From the Archives: U of A considering Internet classes

Internet classes weren't always so common

University of Alberts students rely heavily on the Internet, especially considering the widespread use of eClass and MOOCs as teaching tools. It is near impossible to find a professor who doesn’t use any web-based teaching material. For many students, they cannot fathom the experience of not using any online tool to learn. Nowadays, the use of the Internet as a learning tool is a normalized aspect of education. Furthermore, degrees can be completed online, including graduate degrees.

However, the introduction of online classes sparked a new conversation. The Gateway revisited an article from January 11, 2000 to see how far we’ve come from since then and explore the development of Internet classes.

By: Jonathan Dunbar — The Gateway 1999-2000 News Staff 

“According to the results of a government survey on student satisfaction at Alberta universities the University of Alberta is no longer the higher learning institution of choice in Alberta. 

The survey states that of the students surveyed from the U of A, the University of Calgary, and the University of Lethbridge, only 83 per cent of them, if they could choose to attend their universities, compared to 95 per cent of Athabasca University students surveyed.

In order to compete with the online university, administrators at the U of A are reviewing the possibilities of virtual classrooms. 

Last Wednesday, Sir John Daniel gave a lecture on virtual universities. The former Athabasca University president praised the online virtues of virtual learning and lectured on the current ranking of the U of A. He warned that our university is in danger of becoming redundant for the students if we do not adopt an open university program for distance learning on the Internet. 

Dean of Science Richard Peter, agrees with Daniel that student satisfaction at the U of A is not as high as it should be. He says that university students deserve “the opportunity to learn in the modern world.” 

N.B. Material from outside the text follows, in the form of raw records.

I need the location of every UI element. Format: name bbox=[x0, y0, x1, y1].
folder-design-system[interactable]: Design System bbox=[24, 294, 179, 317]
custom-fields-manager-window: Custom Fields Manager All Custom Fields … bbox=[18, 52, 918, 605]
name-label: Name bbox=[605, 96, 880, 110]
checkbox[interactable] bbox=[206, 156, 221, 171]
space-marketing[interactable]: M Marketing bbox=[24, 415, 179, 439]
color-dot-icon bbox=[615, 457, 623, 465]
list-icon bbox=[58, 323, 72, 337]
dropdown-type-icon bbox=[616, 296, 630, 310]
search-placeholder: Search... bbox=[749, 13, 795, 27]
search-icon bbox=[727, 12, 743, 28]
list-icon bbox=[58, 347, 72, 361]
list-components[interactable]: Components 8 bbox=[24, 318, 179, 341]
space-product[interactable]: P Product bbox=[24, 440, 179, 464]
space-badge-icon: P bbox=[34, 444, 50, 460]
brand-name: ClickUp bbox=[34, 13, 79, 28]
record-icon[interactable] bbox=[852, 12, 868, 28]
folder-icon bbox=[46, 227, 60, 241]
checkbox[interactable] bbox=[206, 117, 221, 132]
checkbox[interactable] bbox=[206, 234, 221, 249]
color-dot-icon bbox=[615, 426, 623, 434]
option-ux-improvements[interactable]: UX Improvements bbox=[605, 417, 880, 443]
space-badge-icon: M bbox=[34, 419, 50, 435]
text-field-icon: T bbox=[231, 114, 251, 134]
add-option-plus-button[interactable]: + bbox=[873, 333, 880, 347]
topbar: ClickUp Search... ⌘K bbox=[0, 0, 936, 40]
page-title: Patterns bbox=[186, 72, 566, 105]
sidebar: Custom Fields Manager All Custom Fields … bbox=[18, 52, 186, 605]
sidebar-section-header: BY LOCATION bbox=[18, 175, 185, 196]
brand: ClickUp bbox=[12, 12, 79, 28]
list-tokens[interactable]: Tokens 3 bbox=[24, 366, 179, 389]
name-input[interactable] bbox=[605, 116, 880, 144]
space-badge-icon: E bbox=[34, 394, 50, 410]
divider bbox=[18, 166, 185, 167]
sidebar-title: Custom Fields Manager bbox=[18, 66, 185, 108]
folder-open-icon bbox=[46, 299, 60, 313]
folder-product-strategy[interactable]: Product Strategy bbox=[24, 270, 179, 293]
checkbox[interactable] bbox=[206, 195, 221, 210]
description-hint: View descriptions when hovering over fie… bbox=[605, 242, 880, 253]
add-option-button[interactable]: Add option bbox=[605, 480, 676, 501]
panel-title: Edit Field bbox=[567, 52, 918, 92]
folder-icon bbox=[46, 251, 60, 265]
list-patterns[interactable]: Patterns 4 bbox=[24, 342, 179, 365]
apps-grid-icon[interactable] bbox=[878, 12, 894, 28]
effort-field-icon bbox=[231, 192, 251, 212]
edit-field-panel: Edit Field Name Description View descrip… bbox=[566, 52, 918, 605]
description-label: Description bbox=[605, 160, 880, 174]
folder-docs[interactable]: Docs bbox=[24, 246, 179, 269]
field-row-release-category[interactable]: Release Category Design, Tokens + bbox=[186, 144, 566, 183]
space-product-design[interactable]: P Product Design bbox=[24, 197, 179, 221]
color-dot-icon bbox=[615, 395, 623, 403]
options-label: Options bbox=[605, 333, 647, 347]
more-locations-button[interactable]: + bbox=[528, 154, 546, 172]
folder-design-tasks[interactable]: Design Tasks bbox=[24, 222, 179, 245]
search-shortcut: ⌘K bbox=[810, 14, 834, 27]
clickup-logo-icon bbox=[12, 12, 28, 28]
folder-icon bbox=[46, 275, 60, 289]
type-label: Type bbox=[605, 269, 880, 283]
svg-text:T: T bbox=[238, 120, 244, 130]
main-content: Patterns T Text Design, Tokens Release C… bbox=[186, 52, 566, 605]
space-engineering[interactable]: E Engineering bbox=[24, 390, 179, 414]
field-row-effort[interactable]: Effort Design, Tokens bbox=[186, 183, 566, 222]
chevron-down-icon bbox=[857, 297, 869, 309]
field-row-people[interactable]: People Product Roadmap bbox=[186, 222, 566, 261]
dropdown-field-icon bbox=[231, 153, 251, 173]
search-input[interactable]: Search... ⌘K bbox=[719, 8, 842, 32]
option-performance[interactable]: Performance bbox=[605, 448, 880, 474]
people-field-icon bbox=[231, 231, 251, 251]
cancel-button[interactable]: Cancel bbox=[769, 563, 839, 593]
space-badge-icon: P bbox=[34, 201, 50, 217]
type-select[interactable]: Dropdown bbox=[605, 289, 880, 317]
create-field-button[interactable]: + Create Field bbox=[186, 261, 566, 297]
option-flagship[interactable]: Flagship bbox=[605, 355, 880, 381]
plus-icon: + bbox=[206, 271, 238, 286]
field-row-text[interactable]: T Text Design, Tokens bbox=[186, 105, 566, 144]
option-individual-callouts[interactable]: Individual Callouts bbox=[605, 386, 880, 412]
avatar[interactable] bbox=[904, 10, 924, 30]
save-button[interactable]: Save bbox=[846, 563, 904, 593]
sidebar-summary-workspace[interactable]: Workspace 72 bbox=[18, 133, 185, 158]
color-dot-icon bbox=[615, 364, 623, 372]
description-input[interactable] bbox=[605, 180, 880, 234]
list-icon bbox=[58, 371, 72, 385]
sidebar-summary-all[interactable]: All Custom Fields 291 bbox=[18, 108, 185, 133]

Peter criticized Daniel’s insistence on using the virtual university only for distance learning, and that “not having our campus itself become a virtual learning center itself would be akin to a band-aid solution on the road to extinction.” He said that the U of A must strive to become a virtual learning center for all its students, to more closely resemble the “real world that the students will enter in the work world.” 

Daniel says that virtual classrooms reduce the distance between students and professors, and “in an online seminar the students collectively have the microphone… for a much larger proportion of the time than they would in a classroom session.” He added that with Internet classrooms, “we can now be closer to research colleagues around the world than to colleagues in the same building.” 

Peter pointed out that the University has already made progress in developing online classes. The U of A buys licensing rights to use WebCT online course tools for $5000 a year. Several classes have webpages and message boards, many classes offer lecture notes online, and some even use electronic assignment submissions through WebCT. 

Peter remarked that all these aids have had no effect on classroom attendance.

He said that the main problem with current developments is the University is not equipped for easy access to web-based teaching materials and not all students have access to the Internet. Micheal Byrne, director of Computing and Network Services, says, “what we have in relation to online delivery has been remarkable… considering the (investment) resources we have had.”

Dean Peters says, “at the rate our campus is moving on this issue, by the time we get to the train station, not only will the train be gone, but the tracks might also be home as well.”